ECLI:NL:CRVB:2009:BK7250
Centrale Raad van Beroep
- Eerste aanleg - enkelvoudig
- Rechtspraak.nl
Medische noodzaak voor verhuizing van vervolgde uit de Tweede Wereldoorlog
In deze zaak heeft de Centrale Raad van Beroep op 10 december 2009 uitspraak gedaan in het geschil tussen appellant, een in 1926 geboren vervolgde uit de Tweede Wereldoorlog, en de Raadskamer WUV van de Pensioen- en Uitkeringsraad. Appellant had een aanvraag ingediend voor vergoeding van kosten voor een verhuizing naar een aanleunwoning, die op 15 mei 2008 had plaatsgevonden. De aanvraag werd afgewezen op basis van het standpunt dat de verhuizing niet medisch noodzakelijk of medisch-sociaal wenselijk was, wat appellant betwistte. Hij stelde dat de medische adviezen waarop de afwijzing was gebaseerd ondeugdelijk waren en niet voortkwamen uit medisch onderzoek. Appellant voerde aan dat zijn psychische klachten, die verband hielden met zijn verleden als vervolgde, een belangrijke rol speelden in de noodzaak voor de verhuizing.
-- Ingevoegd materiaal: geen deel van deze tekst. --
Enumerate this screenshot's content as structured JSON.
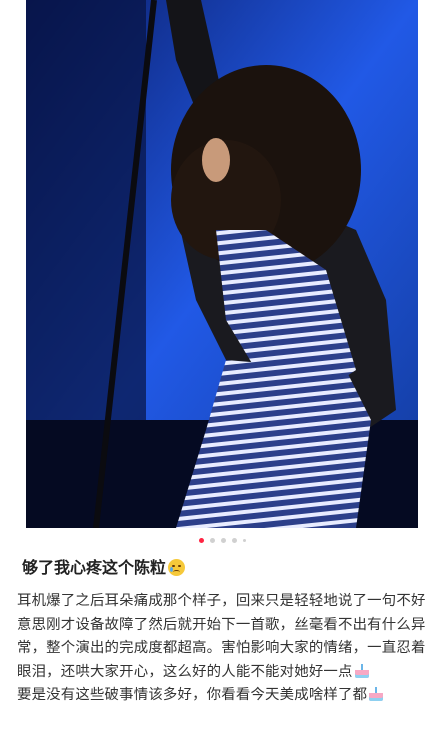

De Raad heeft vastgesteld dat de geneeskundig adviseurs die de adviezen hebben gegeven, appellant niet hebben gesproken en dat er duidelijke aanwijzingen waren in de gedingstukken, waaronder een verklaring van de huisarts, die de medische noodzaak voor de verhuizing ondersteunden. De Raad oordeelde dat het standpunt van verweerster niet kon worden gedragen door de adviezen van de geneeskundig adviseurs, en dat de medische situatie van appellant ten tijde van de aanvraag in aanmerking moest worden genomen.
Uiteindelijk verklaarde de Raad het beroep gegrond, vernietigde het bestreden besluit en droeg verweerster op om een nieuw besluit te nemen met inachtneming van de overwegingen in deze uitspraak. Tevens werd bepaald dat verweerster het griffierecht van € 35,- aan appellant diende te vergoeden.